1941-01-01

ALTITUDE PERFORMANCE of High-Output Aircraft Engines 410099

THIS paper deals principally with a description of the methods used in, and a discussion of the results of, an investigation of the possible altitude performance with liquid-cooled engines of high output and consequent high ground boost.
As the first step in the investigation of altitude performance the power of the engine cylinder under all possible conditions of manifold pressure, manifold temperature, and exhaust pressure is determined. The single-cylinder laboratory employed can produce any desired exhaust suction; manifold pressures up to 150 in. hg; inlet air temperature up to 400 F; and handle engine speeds up to 5000 rpm.

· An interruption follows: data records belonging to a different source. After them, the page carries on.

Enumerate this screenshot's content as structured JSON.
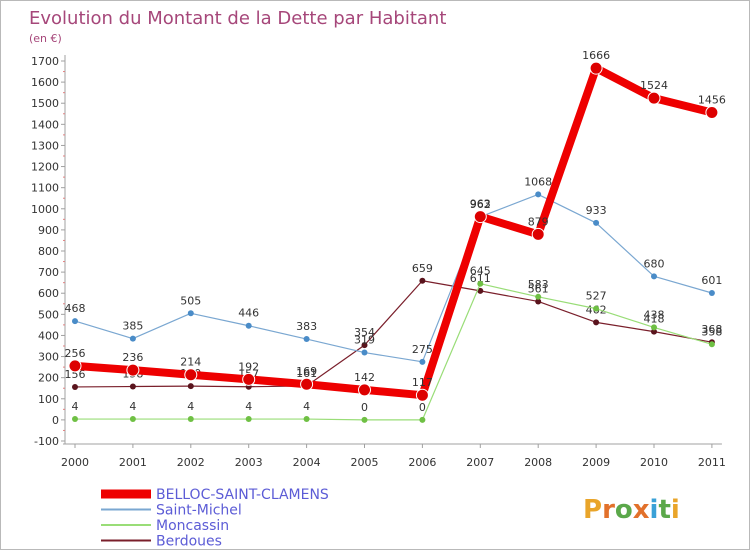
{
  "chart_data": {
    "type": "line",
    "title": "Evolution du Montant de la Dette par Habitant",
    "ylabel": "(en €)",
    "xlabel": "",
    "categories": [
      "2000",
      "2001",
      "2002",
      "2003",
      "2004",
      "2005",
      "2006",
      "2007",
      "2008",
      "2009",
      "2010",
      "2011"
    ],
    "ylim": [
      -100,
      1700
    ],
    "yticks": [
      -100,
      0,
      100,
      200,
      300,
      400,
      500,
      600,
      700,
      800,
      900,
      1000,
      1100,
      1200,
      1300,
      1400,
      1500,
      1600,
      1700
    ],
    "grid": false,
    "legend_position": "bottom-left",
    "series": [
      {
        "name": "Berdoues",
        "color": "#7a1f2b",
        "marker": "#5a141d",
        "width": 1.2,
        "values": [
          156,
          158,
          160,
          157,
          161,
          354,
          659,
          611,
          561,
          462,
          418,
          368
        ],
        "labels": [
          "156",
          "158",
          "160",
          "157",
          "161",
          "354",
          "659",
          "611",
          "561",
          "462",
          "418",
          "368"
        ]
      },
      {
        "name": "Moncassin",
        "color": "#99dd77",
        "marker": "#6fc044",
        "width": 1.2,
        "values": [
          4,
          4,
          4,
          4,
          4,
          0,
          0,
          645,
          583,
          527,
          438,
          358
        ],
        "labels": [
          "4",
          "4",
          "4",
          "4",
          "4",
          "0",
          "0",
          "645",
          "583",
          "527",
          "438",
          "358"
        ]
      },
      {
        "name": "Saint-Michel",
        "color": "#7aa7d1",
        "marker": "#4a8cc8",
        "width": 1.2,
        "values": [
          468,
          385,
          505,
          446,
          383,
          319,
          275,
          962,
          1068,
          933,
          680,
          601
        ],
        "labels": [
          "468",
          "385",
          "505",
          "446",
          "383",
          "319",
          "275",
          "962",
          "1068",
          "933",
          "680",
          "601"
        ]
      },
      {
        "name": "BELLOC-SAINT-CLAMENS",
        "color": "#ee0000",
        "marker": "#dd0000",
        "width": 8,
        "values": [
          256,
          236,
          214,
          192,
          169,
          142,
          117,
          963,
          879,
          1666,
          1524,
          1456
        ],
        "labels": [
          "256",
          "236",
          "214",
          "192",
          "169",
          "142",
          "117",
          "963",
          "879",
          "1666",
          "1524",
          "1456"
        ]
      }
    ],
    "legend_order": [
      "BELLOC-SAINT-CLAMENS",
      "Saint-Michel",
      "Moncassin",
      "Berdoues"
    ]
  },
  "brand": {
    "letters": [
      "P",
      "r",
      "o",
      "x",
      "i",
      "t",
      "i"
    ],
    "colors": [
      "#e9a52a",
      "#e2712b",
      "#5ba84a",
      "#e2712b",
      "#3aa1d7",
      "#5ba84a",
      "#e9a52a"
    ]
  }
}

Maintenance of power at altitude by means of the exhaust-driven turbo compressor, Mr. DuBois believes, affords a most convenient way out for the engine manufacturer; the troubles, if any, are transferred to the builder of the turbo and of the airplane. He considers “worthy of considerable attention” the use of a two-stage supercharger with an auxiliary engine to drive the first stage. He explains that this arrangement is especially applicable to large airplanes.
Other supercharger arrangements discussed are the single - stage geared compressor; two - speed drives; continuously variable drives; two - stage geared superchargers; and modified two-stage installations, such as two-speed both stages, bypassed first stage, and the two-speed first stage.
The two-speed first-stage method of using two stages is the most satisfactory yet considered, Mr. DuBois believes, since three steps of supercharging reduce the amount of throttling required and, therefore, improve the overall efficiency of the system.